4. Senja Yang Gue Tahu

42 4 0
                                    

"Gue tahu ini bukan urusan gue, tapi nggak seharusnya lo sekasar ini sama perempuan. Nggak peduli meski Senja adek lo sekalipun," sergah Arya menggebu.

Semula, Arya bersikap sopan karena hubungannya dengan Cakrawala tidak terlalu dekat. Namun, ia tidak bisa bersikap sopan lagi melihat betapa kasar pria itu pada seorang wanita.

"Kalo lo tahu, ya udah sana pulang. Kenapa lo masih di sini dan ikut campur urusan gue?" Cakrawala semakin kesal melihat sikap Arya yang sok peduli. Dia yakin hal itu dilakukan demi merebut Senja darinya. "Ayo, masuk!" Dia kembali menarik paksa tangan Senja.

Senja menggeleng dan membatin, "Jangan, aku baik-baik saja. Lebih baik kamu pulang sebelum Bang Wala lebih marah dari ini."

"Cak--."

Ucapan Arya terpaksa terputus melihat gelengan dari Senja. Entah mengapa, dia melihat kesedihan yang mendalam dari sorot matanya.

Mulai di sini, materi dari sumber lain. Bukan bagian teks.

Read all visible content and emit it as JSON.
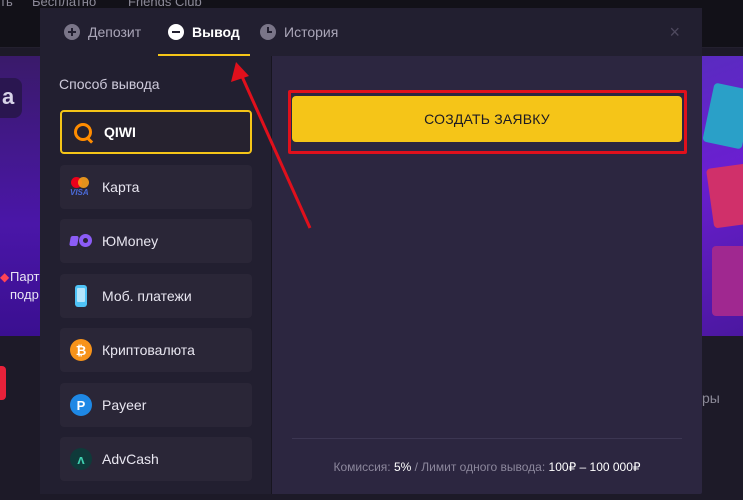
{
  "background": {
    "topbar_items": [
      "ть",
      "Бесплатно",
      "Friends Club"
    ],
    "promo_tile_letter": "а",
    "promo_text_line1": "Парт",
    "promo_text_line2": "подр",
    "right_partial_text": "ры"
  },
  "tabs": [
    {
      "label": "Депозит",
      "icon": "plus-circle-icon"
    },
    {
      "label": "Вывод",
      "icon": "minus-circle-icon",
      "active": true
    },
    {
      "label": "История",
      "icon": "clock-icon"
    }
  ],
  "close_label": "×",
  "withdraw": {
    "section_label": "Способ вывода",
    "methods": [
      {
        "label": "QIWI",
        "icon": "qiwi-icon",
        "selected": true
      },
      {
        "label": "Карта",
        "icon": "card-icon"
      },
      {
        "label": "ЮMoney",
        "icon": "yoomoney-icon"
      },
      {
        "label": "Моб. платежи",
        "icon": "phone-icon"
      },
      {
        "label": "Криптовалюта",
        "icon": "bitcoin-icon",
        "glyph": "₿"
      },
      {
        "label": "Payeer",
        "icon": "payeer-icon",
        "glyph": "P"
      },
      {
        "label": "AdvCash",
        "icon": "advcash-icon",
        "glyph": "ʌ"
      }
    ],
    "card_brand": "VISA",
    "create_button": "СОЗДАТЬ ЗАЯВКУ",
    "footer": {
      "commission_label": "Комиссия:",
      "commission_value": "5%",
      "limit_label": "/ Лимит одного вывода:",
      "limit_value": "100₽ – 100 000₽"
    }
  },
  "colors": {
    "accent": "#f5c518",
    "annotation_red": "#e0101c",
    "modal_bg": "#2c2640",
    "sidebar_bg": "#221f30"
  }
}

"Apa gue salah lihat? Senja yang gue tahu sosok dingin yang angkuh, tapi sekarang ... dia ... dia benar-benar terlihat lemah. Apa jangan-jangan dia ...," batin Arya berkecamuk.

Pria kedua dari pewaris Lazuar Group ini sama sekali tidak tahu bahwa Senja tengah mengkhawatirkannya. Jika dia terus berusaha membela, maka Cakrawala tidak akan segan melukainya. Sama seperti pria di luaran sana yang bersikeras mendekati Senja.

"Ayo, masuk!" seru Cakrawala lagi.

Senja mengangguk pada Arya dan membiarkan Cakrawala menyeretnya ke dalam. Dia tidak lagi berontak karena tidak ingin menimbulkan keributan apa pun. Apalagi ayah dan ibunya sedang berada di ruang tamu. Jadi, Senja lebih memilih mengalah seolah tidak terjadi apa-apa.

Sementara itu, Arya hanya sibuk memperhatikan. Memikirkan kemungkinan mengapa Senja terlihat sangat berbeda. Dia pikir, wanita itu berusaha menyembunyikan luka di balik topeng dingin dan angkuh yang ditunjukkan selama ini.

Setelah sosok Senja dan Cakrawala tak lagi tertangkap pandangan, Arya memutuskan masuk ke mobil. Mengemudi dan keluar area rumah mewah keluarga Kertadinata dengan segudang pertanyaan di benaknya.

***

Tepat ketika sampai di depan pintu, Senja menghempaskan tangan Cakrawala. Dia masuk dengan senyum kebohongan dan menjawab pertanyaan ayahnya. Lalu, langsung pamit masuk ke kamarnya di lantai 2. Dan, di sanalah dia berada saat ini, di ruang serba biru muda dengan garis-garis putih di sisi kiri tempat tidur.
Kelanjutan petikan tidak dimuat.